Lexington Man Sentenced to 27 Months for Bank Fraud and Aggravated Identity Theft
LEXINGTON, Ky.— Vonnie McDaniels, 32, of Lexington, Kentucky, was sentenced to 27 months in federal prison on Monday by Chief U.S. District Judge Danny C. Reeves, after being convicted of bank fraud and aggravated identity theft.
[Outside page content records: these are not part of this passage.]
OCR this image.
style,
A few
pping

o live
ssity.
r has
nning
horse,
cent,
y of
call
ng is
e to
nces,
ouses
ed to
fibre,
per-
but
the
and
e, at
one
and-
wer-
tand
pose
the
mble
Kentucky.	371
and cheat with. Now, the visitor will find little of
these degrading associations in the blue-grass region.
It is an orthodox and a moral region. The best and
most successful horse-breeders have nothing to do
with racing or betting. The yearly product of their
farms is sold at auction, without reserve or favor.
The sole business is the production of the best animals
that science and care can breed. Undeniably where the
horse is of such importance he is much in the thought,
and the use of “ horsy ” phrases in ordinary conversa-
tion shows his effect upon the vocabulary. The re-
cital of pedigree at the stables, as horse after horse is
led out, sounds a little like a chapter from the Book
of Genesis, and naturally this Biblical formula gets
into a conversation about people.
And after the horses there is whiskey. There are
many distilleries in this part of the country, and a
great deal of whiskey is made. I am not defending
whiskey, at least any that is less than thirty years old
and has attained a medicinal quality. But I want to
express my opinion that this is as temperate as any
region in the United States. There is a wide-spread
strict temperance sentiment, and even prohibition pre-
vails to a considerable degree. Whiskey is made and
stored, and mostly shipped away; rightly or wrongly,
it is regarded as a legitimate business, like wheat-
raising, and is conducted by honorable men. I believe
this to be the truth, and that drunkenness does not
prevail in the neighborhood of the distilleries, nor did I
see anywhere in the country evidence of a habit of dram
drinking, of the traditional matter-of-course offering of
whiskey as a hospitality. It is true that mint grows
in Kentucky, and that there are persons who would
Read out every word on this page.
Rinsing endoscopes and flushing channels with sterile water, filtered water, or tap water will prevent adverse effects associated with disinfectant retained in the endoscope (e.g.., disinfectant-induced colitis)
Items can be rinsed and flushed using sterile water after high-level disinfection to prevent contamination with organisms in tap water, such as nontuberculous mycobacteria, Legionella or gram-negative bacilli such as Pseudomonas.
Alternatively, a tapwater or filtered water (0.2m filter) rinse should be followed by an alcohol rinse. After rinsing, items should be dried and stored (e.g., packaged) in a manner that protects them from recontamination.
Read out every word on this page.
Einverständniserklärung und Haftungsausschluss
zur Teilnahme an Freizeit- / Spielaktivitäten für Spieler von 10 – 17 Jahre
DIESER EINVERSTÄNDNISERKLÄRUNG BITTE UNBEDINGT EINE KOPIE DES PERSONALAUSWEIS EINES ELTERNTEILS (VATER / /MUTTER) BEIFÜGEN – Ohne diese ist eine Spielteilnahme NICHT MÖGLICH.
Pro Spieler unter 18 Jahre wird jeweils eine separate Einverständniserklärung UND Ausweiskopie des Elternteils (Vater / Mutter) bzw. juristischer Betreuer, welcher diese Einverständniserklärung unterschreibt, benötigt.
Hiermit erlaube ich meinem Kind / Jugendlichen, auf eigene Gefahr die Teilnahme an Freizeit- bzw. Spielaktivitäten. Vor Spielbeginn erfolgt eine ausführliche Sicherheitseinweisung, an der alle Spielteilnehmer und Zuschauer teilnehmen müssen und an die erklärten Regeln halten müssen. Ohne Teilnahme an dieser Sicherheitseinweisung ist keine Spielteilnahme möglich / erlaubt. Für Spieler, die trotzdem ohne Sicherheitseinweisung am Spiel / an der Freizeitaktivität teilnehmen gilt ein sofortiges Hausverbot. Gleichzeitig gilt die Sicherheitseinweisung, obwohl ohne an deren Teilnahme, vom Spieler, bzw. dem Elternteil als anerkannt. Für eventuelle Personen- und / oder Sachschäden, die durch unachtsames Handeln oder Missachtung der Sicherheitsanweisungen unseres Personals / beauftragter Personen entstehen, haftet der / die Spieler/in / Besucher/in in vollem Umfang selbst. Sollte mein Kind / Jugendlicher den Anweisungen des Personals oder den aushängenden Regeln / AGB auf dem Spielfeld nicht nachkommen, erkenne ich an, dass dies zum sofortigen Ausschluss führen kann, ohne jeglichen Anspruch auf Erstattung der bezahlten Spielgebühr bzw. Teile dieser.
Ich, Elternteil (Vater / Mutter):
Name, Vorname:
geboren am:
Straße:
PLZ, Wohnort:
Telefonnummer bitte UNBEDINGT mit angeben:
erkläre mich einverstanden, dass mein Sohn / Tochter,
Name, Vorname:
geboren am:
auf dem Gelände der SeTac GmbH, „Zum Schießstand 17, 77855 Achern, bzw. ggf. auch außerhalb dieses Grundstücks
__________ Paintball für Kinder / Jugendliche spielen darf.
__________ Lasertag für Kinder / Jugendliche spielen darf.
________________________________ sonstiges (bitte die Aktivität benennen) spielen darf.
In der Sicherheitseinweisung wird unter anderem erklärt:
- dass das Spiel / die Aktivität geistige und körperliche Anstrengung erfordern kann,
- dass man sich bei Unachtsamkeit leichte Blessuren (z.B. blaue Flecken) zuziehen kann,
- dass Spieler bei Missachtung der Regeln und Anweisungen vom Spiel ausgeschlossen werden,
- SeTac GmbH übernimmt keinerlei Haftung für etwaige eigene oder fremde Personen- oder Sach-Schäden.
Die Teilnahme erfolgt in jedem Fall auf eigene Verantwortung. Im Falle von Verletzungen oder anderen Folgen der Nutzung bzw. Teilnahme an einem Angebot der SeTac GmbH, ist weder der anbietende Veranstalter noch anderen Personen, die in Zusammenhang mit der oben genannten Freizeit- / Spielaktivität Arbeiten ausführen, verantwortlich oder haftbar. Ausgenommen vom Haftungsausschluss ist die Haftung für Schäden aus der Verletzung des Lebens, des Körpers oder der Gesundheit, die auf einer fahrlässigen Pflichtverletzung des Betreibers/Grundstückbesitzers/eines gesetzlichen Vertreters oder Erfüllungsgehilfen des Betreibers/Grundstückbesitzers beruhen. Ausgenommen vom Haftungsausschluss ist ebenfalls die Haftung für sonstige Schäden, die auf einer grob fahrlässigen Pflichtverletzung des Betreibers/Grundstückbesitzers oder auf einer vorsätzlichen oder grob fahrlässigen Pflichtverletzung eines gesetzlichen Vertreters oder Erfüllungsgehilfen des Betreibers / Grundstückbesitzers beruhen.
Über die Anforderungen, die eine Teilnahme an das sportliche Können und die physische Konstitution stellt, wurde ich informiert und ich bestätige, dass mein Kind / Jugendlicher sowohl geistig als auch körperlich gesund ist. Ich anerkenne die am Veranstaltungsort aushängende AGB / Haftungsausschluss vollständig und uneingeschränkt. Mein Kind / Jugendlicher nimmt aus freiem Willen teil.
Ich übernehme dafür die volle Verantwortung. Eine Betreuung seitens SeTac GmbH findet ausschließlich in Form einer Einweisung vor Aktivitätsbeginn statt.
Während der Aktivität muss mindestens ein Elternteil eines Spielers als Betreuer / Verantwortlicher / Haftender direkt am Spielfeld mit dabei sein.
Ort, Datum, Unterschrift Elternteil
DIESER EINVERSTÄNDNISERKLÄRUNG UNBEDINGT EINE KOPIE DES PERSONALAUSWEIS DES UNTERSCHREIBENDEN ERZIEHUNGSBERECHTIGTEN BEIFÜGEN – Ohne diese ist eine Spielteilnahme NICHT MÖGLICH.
McDaniels obtained a $382,500 commercial loan from Kentucky Bank in August 2019 under false pretenses, and used the loan proceeds to purchase an office building in Frankfort, Kentucky that was being leased by the Commonwealth of Kentucky. According to the evidence at trial, during the loan application process, McDaniels gave the bank falsified financial records and other information, which misrepresented his assets and liabilities, and modified key terms of the lease agreement with the state. The state terminated the lease in December 2019. In March 2020, McDaniels requested loan forbearance from Kentucky Bank, falsely claiming that the reason he was unable to repay the loan was that the state of Kentucky had suspended rent payments under the lease due to the COVID-19 pandemic. To corroborate this lie about the pandemic, McDaniels fabricated a letter from a state employee purporting to suspend lease payments at the office building, and used the name and signature of that employee.
McDaniels was convicted in June 2021.
Under federal law, McDaniels must serve 85 percent of his prison sentence, and upon he release from prison will be under the supervision of the U.S. Probation Office for three years.
Carlton S. Shier, IV, Acting United States Attorney for the Eastern District of Kentucky; Edward J. Gray, Acting Special Agent in Charge, Federal Bureau of Investigation, Louisville Field Office; and Kathy Enstrom, Special Agent in Charge, Federal Deposit Insurance Corporation, Office of Inspector General; jointly announced the sentence.
The investigation was conducted by the FBI and FDIC-OIG. The United States was represented by Assistant United States Attorney Paul McCaffrey.